On retrouve certaines photos de vous assez anciennes où, à de l’âge de 13 ans, vous portez vos premières montres. C’est aussi précoce que votre tennis !
Oui, effectivement ! J’ai même probablement eu d’autres montres lorsque j’étais à l’école, des Swatch notamment, le cadeau d’anniversaire de mes parents. Mais ma première montre sérieuse, c’était bien une Tissot à l’âge de 13 ans.
Comment s’est faite la bascule vers du sponsoring horloger professionnel ?
J’avais 17 ans, par le biais de mon agent. Mon premier sponsor était Rado. C’est un contrat qui a duré trois ans avec la marque. Ensuite, entre 2017 et 2023, j’ai eu cinq ans de contrat avec Rolex. En 2024, je suis resté indépendant de tout contrat horloger.
Année où Cvstos arrive...
C’est exact. À la fin 2024, mon agent se rapproche de Cvstos. Ce sont des réflexions stratégiques assez poussées, puisqu’il faut être en adéquation avec la marque, son positionnement, ses produits, son image. Il faut également un dispositif complet de relations publiques, et une véritable volonté de son côté de promouvoir le partenariat. Il ne s’agit pas simplement de mettre un nom et une marque côte à côte dans une référence du catalogue.

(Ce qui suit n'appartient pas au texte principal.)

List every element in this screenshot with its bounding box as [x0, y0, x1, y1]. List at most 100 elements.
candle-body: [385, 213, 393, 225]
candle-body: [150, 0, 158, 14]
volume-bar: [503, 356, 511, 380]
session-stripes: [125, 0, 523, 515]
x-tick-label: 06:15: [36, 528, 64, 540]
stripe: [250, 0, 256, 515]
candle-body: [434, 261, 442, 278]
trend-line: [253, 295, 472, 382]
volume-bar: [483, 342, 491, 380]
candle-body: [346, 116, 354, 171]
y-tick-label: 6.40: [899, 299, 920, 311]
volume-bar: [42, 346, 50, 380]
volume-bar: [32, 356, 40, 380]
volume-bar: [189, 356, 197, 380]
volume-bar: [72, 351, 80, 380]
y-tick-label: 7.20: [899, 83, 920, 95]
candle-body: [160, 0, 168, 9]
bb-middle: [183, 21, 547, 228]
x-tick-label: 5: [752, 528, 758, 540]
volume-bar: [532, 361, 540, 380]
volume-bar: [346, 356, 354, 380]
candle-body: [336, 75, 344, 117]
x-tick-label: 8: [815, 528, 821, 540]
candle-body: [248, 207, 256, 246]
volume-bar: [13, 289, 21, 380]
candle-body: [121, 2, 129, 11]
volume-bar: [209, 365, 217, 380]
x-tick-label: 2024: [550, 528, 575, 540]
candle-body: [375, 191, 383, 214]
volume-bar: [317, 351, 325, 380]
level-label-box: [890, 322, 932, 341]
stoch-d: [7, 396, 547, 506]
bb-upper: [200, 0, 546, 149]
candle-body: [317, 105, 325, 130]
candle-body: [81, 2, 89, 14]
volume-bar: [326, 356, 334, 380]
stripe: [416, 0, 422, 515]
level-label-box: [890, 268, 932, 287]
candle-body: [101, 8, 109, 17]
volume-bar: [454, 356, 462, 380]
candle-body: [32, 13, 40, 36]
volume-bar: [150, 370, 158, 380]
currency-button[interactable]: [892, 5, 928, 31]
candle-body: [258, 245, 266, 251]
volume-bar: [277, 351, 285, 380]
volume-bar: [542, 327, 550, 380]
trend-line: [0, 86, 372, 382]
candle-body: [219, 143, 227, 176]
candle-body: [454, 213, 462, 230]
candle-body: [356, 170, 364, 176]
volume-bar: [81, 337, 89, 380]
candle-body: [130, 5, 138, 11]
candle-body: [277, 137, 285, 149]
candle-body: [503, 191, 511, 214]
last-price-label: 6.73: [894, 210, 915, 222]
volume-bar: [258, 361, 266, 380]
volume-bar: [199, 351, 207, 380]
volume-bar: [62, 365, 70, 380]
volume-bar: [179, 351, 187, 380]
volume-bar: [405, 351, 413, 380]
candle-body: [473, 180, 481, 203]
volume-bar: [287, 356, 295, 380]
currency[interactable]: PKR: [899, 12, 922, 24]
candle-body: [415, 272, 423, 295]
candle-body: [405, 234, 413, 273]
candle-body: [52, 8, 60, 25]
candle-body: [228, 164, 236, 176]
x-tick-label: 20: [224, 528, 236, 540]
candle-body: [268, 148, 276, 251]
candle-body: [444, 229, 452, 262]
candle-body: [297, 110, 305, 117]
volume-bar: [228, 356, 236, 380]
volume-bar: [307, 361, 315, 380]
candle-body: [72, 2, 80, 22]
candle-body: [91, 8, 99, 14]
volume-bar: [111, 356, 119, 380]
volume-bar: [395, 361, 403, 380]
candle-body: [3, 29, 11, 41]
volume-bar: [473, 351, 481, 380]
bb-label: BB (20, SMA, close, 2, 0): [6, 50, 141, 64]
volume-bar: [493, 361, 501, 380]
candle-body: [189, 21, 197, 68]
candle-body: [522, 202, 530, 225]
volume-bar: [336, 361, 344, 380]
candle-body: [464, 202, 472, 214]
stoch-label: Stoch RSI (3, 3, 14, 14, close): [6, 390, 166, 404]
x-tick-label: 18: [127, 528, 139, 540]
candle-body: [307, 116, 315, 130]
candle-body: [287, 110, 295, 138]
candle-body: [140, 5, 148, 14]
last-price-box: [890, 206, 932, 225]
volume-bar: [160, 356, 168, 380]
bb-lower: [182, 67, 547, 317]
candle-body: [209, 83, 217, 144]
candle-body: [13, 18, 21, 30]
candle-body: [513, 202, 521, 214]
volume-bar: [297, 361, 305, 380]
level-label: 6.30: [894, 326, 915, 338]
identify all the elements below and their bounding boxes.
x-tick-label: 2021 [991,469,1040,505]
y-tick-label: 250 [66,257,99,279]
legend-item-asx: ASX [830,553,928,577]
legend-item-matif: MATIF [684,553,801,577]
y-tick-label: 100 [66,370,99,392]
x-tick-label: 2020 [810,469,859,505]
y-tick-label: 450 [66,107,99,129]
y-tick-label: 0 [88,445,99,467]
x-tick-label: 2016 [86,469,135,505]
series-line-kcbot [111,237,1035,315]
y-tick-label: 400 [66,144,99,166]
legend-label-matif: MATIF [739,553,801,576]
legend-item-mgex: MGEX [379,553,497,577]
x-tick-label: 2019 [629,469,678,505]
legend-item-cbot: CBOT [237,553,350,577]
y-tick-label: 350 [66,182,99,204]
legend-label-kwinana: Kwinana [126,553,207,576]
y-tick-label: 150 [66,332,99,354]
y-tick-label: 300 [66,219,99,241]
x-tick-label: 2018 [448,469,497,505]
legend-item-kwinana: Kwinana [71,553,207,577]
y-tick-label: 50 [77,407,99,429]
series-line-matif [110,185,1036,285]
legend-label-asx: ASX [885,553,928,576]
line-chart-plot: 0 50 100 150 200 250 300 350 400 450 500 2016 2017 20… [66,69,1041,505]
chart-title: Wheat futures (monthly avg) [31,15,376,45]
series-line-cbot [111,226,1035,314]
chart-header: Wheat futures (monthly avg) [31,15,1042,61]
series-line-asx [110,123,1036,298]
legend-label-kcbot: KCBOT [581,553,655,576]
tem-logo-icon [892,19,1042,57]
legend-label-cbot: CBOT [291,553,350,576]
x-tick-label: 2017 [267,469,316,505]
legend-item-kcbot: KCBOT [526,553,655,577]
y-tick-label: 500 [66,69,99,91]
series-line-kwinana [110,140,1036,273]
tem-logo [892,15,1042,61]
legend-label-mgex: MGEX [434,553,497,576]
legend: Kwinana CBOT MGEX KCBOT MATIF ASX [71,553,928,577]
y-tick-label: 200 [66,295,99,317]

Toutes ces planètes étaient alignées avec Cvstos ?
Et même bien plus ! Car je voulais effectivement entrer dans le monde de l’horlogerie indépendante. Je voulais chercher quelque chose de plus pointu, hors des sentiers battus, et une maison aux côtés de laquelle je pourrais réellement m’impliquer. Mais au-delà de cela, j’ai eu l’immense plaisir de découvrir une maison familiale. J’ai rencontré Sassoun Sirmakes, fondateur de la marque. Nous partageons les mêmes racines arméniennes. Et puis chez Cvstos, la chaîne décisionnelle est très courte. Tout le monde est impliqué dans les projets. Sassoun et moi sommes en contact permanent pour concevoir mon modèle et le faire grandir.
Justement, comment vous êtes-vous investi dans le développement de votre propre modèle ?
Je voulais quelque chose d’unique et personnel, qui soit établi en Suisse pour la légitimité, mais également la continuité avec les sponsors précédents, tous Swiss Made. Je souhaitais également quelque chose de plus pointu, et la forme tonneau, typique de Cvstos, m’a tout de suite plu. Enfin, dernier critère, je voulais un produit sportif et relativement accessible pour que mes fans, mais également tous les amateurs de belle horlogerie sportive, puissent se l’offrir.
N'aviez-vous pas peur que la marque soit trop niche ?
C’est une bonne question. On va voir. Mais j’ai tendance à croire qu’il y a une réelle continuité entre mon image et celle de la marque, et que la belle horlogerie parle à tout le monde. Il y a quelque chose d’universel.
À quel stade précis de la conception de la montre êtes-vous personnellement intervenu ?
Tous. J’ai visité l’entreprise, son unité de production. J’ai décidé du mouvement que nous allions choisir, de la matière du boîtier, de celle du mouvement, de la forme des ponts, des couleurs, du bracelet. Beaucoup de mes choix étaient orientés vers une légèreté maximale, et nous sommes arrivés au point absolument incroyable de seulement 54 g, bracelet inclus.
Jouez-vous avec votre montre au poignet ?
Pas pour le moment. Mais je l’utilise déjà régulièrement à l’entraînement et ça ne pose aucun problème. Il faut que je puisse voir à l’usage si je m’y habitue, comment cela peut modifier l’équilibre de mon poignet.